Closed ghost closed 2 years ago

ghost commented 2 years ago

It seems that there's a small issue in the code used to delay each frame for the FPS, and it's not particularly obvious. The only way I was able to even find this was through using an FPS monitor and subsequently finding it with trial-and-error. Easiest way to explain this is with the code in question:

gvTicks = SDL_GetTicks();
Uint32 fLength = gvTicks - gvTickLast;
Uint32 max_delay = (1000 / gvMaxFPS);
if (fLength < max_delay) {
    if (gvMaxFPS != 0) SDL_Delay(max_delay - fLength);
}
if(fLength != 0) gvFPS = 1000 / (SDL_GetTicks() - gvTickLast);
gvTickLast = gvTicks; //the problem

The problem lies in the last line, the assignment of gvTickLast to gvTicks isn't doing what's intended. The intention seems to be to save the value of gvTicks from the prior frame, so that when fLength is calculated it accounts for any delay from the logic in the main loop.

However, the issue is that the value of gvTickLast is assigned after the SDL_Delay has been performed, meaning that gvTickLast is equal to the value of SDL_GetTicks prior to the delay. In practice, assuming 60FPS, this means that 16ms will have passed between gvTicks being gotten and gvTickLast being assigned to gvTicks.

The result is that the value of gvTickLast will be one delay behind, and so when fLength is calculated on the following frame, there is almost no delay performed. But then since there is no delay, gvTickLast will now roughly equal gvTicks, and so fLength will then perform correctly on the next frame when SDL_GetTicks() is retrieved again. What this means is that the intended frame-rate is sort-of doubled, so 60FPS will actually result in something like 120FPS but within the same 60FPS time frame.

Now as for why this isn't readily obvious, that's because the calculation for gvFPS is still working technically. On the frames with no delay, gvTickLast is behind by the value of max_delay, so subtracting SDL_GetTicks() from it results in a correct FPS calculation.

With all that explained, the fix on the engine-level is simple, just change gvTickLast to be another call to SDL_GetTicks(). Then the fLength calculation is doing what's intended: calculating the delay between the end of the last delay and the start of the next one.

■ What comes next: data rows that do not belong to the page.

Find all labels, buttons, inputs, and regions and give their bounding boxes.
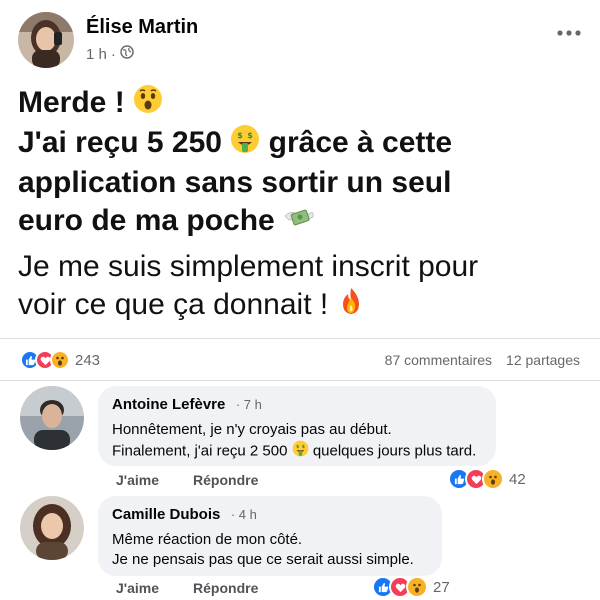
- post-text-segment: J'ai reçu 5 250: [18, 126, 222, 160]
- reply-comment-button[interactable]: Répondre: [193, 580, 258, 596]
- comment-text-segment: Finalement, j'ai reçu 2 500: [112, 442, 288, 460]
- comment-bubble: Camille Dubois · 4 h Même réaction de mo…: [98, 496, 442, 576]
- comment-reactions[interactable]: 27: [372, 576, 450, 598]
- svg-text:$: $: [296, 444, 299, 450]
- reactions-bar: 243 87 commentaires 12 partages: [20, 346, 580, 374]
- post-text-line: euro de ma poche: [18, 202, 584, 242]
- post-meta: 1 h ·: [86, 45, 134, 63]
- comment-text-line: Honnêtement, je n'y croyais pas au début…: [112, 421, 392, 438]
- wow-reaction-icon: [482, 468, 504, 490]
- post-text-line: Merde !: [18, 84, 584, 124]
- like-comment-button[interactable]: J'aime: [116, 580, 159, 596]
- comment-text: Même réaction de mon côté. Je ne pensais…: [112, 530, 428, 570]
- surprised-emoji-icon: [133, 84, 163, 124]
- like-comment-button[interactable]: J'aime: [116, 472, 159, 488]
- post-body: Merde ! J'ai reçu 5 250 $ $ grâce à cett…: [18, 84, 584, 326]
- comment-bubble: Antoine Lefèvre · 7 h Honnêtement, je n'…: [98, 386, 496, 466]
- wow-reaction-icon: [50, 350, 70, 370]
- post-text-segment: Merde !: [18, 86, 125, 119]
- commenter-avatar[interactable]: [20, 386, 84, 450]
- divider: [0, 338, 600, 339]
- globe-icon: [120, 45, 134, 63]
- comment-time-value: 7 h: [243, 397, 262, 412]
- more-dots-icon[interactable]: [556, 20, 582, 43]
- svg-text:$: $: [248, 131, 254, 140]
- comment-time-value: 4 h: [238, 507, 257, 522]
- comment-reactions[interactable]: 42: [448, 468, 526, 490]
- reply-comment-button[interactable]: Répondre: [193, 472, 258, 488]
- author-name[interactable]: Élise Martin: [86, 16, 198, 39]
- fire-emoji-icon: [337, 286, 365, 326]
- post-text-segment: voir ce que ça donnait !: [18, 288, 329, 322]
- money-mouth-emoji-icon: $ $: [292, 440, 309, 463]
- meta-separator: ·: [110, 45, 116, 63]
- reactions-count[interactable]: 243: [75, 352, 100, 369]
- post-time[interactable]: 1 h: [86, 46, 107, 63]
- wow-reaction-icon: [406, 576, 428, 598]
- post-text-segment: Je me suis simplement inscrit pour: [18, 250, 479, 284]
- comment-author[interactable]: Camille Dubois: [112, 506, 220, 523]
- comment-header: Antoine Lefèvre · 7 h: [112, 396, 482, 414]
- comment-actions: J'aime Répondre: [116, 580, 258, 596]
- comment-text-segment: quelques jours plus tard.: [312, 442, 477, 460]
- comment-text: Honnêtement, je n'y croyais pas au début…: [112, 420, 482, 463]
- post-text-line: application sans sortir un seul: [18, 166, 452, 200]
- comment-header: Camille Dubois · 4 h: [112, 506, 428, 524]
- flying-money-emoji-icon: [283, 202, 315, 242]
- post-text-segment: euro de ma poche: [18, 204, 275, 238]
- post-text-line: J'ai reçu 5 250 $ $ grâce à cette: [18, 124, 584, 164]
- comment-time: · 4 h: [230, 507, 257, 522]
- svg-text:$: $: [301, 444, 304, 450]
- post-text-line: voir ce que ça donnait !: [18, 286, 584, 326]
- comments-count[interactable]: 87 commentaires: [385, 352, 492, 368]
- comment-reactions-count: 42: [509, 470, 526, 488]
- comment-actions: J'aime Répondre: [116, 472, 258, 488]
- comment-author[interactable]: Antoine Lefèvre: [112, 396, 225, 413]
- comment-time: · 7 h: [235, 397, 262, 412]
- post-text-segment: grâce à cette: [268, 126, 453, 160]
- post-header: Élise Martin 1 h ·: [18, 12, 582, 68]
- comment-text-line: Finalement, j'ai reçu 2 500 $ $ quelques…: [112, 440, 482, 463]
- shares-count[interactable]: 12 partages: [506, 352, 580, 368]
- money-mouth-emoji-icon: $ $: [230, 124, 260, 164]
- post-counts: 87 commentaires 12 partages: [385, 352, 580, 368]
- commenter-avatar[interactable]: [20, 496, 84, 560]
- svg-text:$: $: [238, 131, 244, 140]
- comment-text-line: Je ne pensais pas que ce serait aussi si…: [112, 551, 414, 568]
- reaction-icons[interactable]: [20, 350, 70, 370]
- comment-text-line: Même réaction de mon côté.: [112, 531, 303, 548]
- post-text-line: Je me suis simplement inscrit pour: [18, 248, 584, 286]
- divider: [0, 380, 600, 381]
- author-avatar[interactable]: [18, 12, 74, 68]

However, despite the fix itself being easy, the true crux of this issue lies in the consequences from this error. If you just apply this fix as-is, you'll immediately notice that some Brux apps are slowed down by roughly a factor of 2. This is a result of the game logic being subjectively defined based on the frame rate, so what was assumed to work for 60FPS was actually being programmed for something like 90-120FPS. I don't have a solution for this part, other than that whichever way you decide to tackle this will probably have to be in one fell-swoop, as this issue with the engine and the apps is interconnected.

KelvinShadewing commented 2 years ago

Oh dang, it's that serious?! Yeah, I'm gonna fix this right away. I'll just go through and fix the speed values in my own game as well. Thanks so much for pointing this out! Even though fixing the game is gonna take a while, I think this'll be a plus overall, since now it'll be doing the needier calculations like hit-detection half as often. Thanks again for this!